Parallels Desktop 8 for Mac is lets you seamlessly run Windows and Mac applications side-by-side

Choosing a Windows 8 version for your Mac

By John Rizzo

If you're installing Windows 8 on your Mac, you need to make sure you have the right version. The wrong version of Windows 8 may not install in Apple's Boot Camp or in virtualization software such as Parallels Desktop or VMware Fusion. Or you may be buying a version that is more than you need.

With Windows 8, Microsoft changed the way it sells its OS, and made more changes with Windows 8.1, the current version. For one, Microsott reduced the number of retail versions to two main types: regular and Professional. But there are actually four versions of Windows 8.1, because regular and Professional each come in two flavors: "Windows 8.1 Full Version" and something called "Windows 8.1 System Builder OEM." Here are the four versions, with pricing from Amazon:

There are also two additional versions of the older Windows 8.0 still available that you can use for upgrading from Windows 7, which comes in Pro and regular flavors (again with links to Amazon):

So that's six possibilities in all. So which one for your Mac? For most Mac users, Windows 8.1 System Builder OEM is will fill the bill. But for some, other versions will be better.

The most important choice you have to make is between System Builder and Full Version.

The Full Versions are typically between $30 to $60 more than the OEM version. For your Mac, more expensive does not mean better. The Windows 8.1 System Builder OEM version is for you if you're creating a brand new installation of Windows 8.1 in Boot Camp, or are creating new virtual machine with Parallels Desktop, VMWare Fusion, or Oracle VirtualBox. The term "System Builder" refers to people who build their own PC from parts. Creating a new virtual machine or a Boot Camp partition is the equivalent of building your own system. The acronym "OEM" stands for "original equipment manufacturer," which in this case is you.

One more factor: the System Builder OEM editions come in 32-bit or 64-bit versions. For your Mac, you'll want the 64-bit.

Upgrading from Windows 7 or 8.0

If you want to upgrade from Windows 7, and want Microsoft's latest and greatest, you can shell out the extra money for one of the Windows 8.1 Full Versions. This is certainly the easiest way to go from Win 7 to Win 8.1. But if the idea of paying more for an upgrade than a clean install irks you, you can spent some extra time and work and get the less-expensive Windows 8.0 Upgrade version. Then you can upgrade to Windows 8.1 with Microsoft's free updater.

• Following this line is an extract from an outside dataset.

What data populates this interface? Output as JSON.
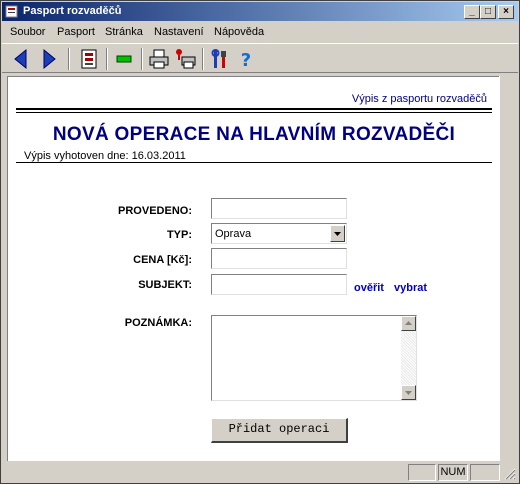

Windows 8.0 Upgrade is about $50 or so less expensive than Windows 8.1 System Builder, and up to $80 cheaper than 8.1 Full Version. The 8.0 Upgrade and installs on an existing version of Windows 7, Vista, or Windows XP. (It will also install on top of the old Windows 8 Preview, which expired in December 2012.) If you upgrade from Windows 7, Windows 8 retains the software applications you have. Upgrading XP to Windows 8 only saves your files; upgrading from Vista saves files and settings.

To upgrade from Windows 8.0 to 8.1, from within the Metro interface, go to the Store tile and select the free Windows 8.1 Upgrade.

But even if you already have a Windows 7 virtual machine, you may not want to convert it to Windows 8. Consider using System Builder to create a new Windows 8 virtual machine while retaining your old Windows 7 VM. You'll have to reinstall any applications and files you might need. But having multiple OS's installed at the same time is one advantage of virtual machines over Boot Camp.

One thing you ought not do is make a copy of a Windows 7 virtual machine and run the less expensive Windows 8 Upgrade on one of the copies. The problem with this is that copying a virtual machine (VM) can cause Windows in the copied VM to ask you to activate it--which you may not be able to do if you've already activated this copy of Windows. Windows will do this because copying a virtual machine creates gives the copy a new MAC address, which is a unique identifier to a computer's (or virtual machine's) Ethernet connection. It's safer to bite the bullet and create a new VM with Windows 8.1 System Builder OEM.

Regular vs. Pro

Finally, you need to decide between the regular and Professional versions of Windows 8.1. The Professional version has more power user features, Windows 8.1 Pro can also be controlled by Remote Desktop, includes an encrypted file system (called BitLocker), and can run virtual machines (called Hyper-V).

Windows 8.1 Pro also adds features for enterprise networks, including the ability to be part of a Windows Active Directory domain and be controlled by group policies. If you need any of these features, or need to have your copy of Windows managed by your company's IT department, then a Windows Pro edition is for you.

There are two other versions you don't have to worry about. Windows 8 RT is a version specially made for tablets with an ARM processor, including Microsoft's Surface Pro. Windows RT won't run on your Mac. Windows 8 Enterprise is for organizations that have Microsoft Software Assurance agreements, not individuals.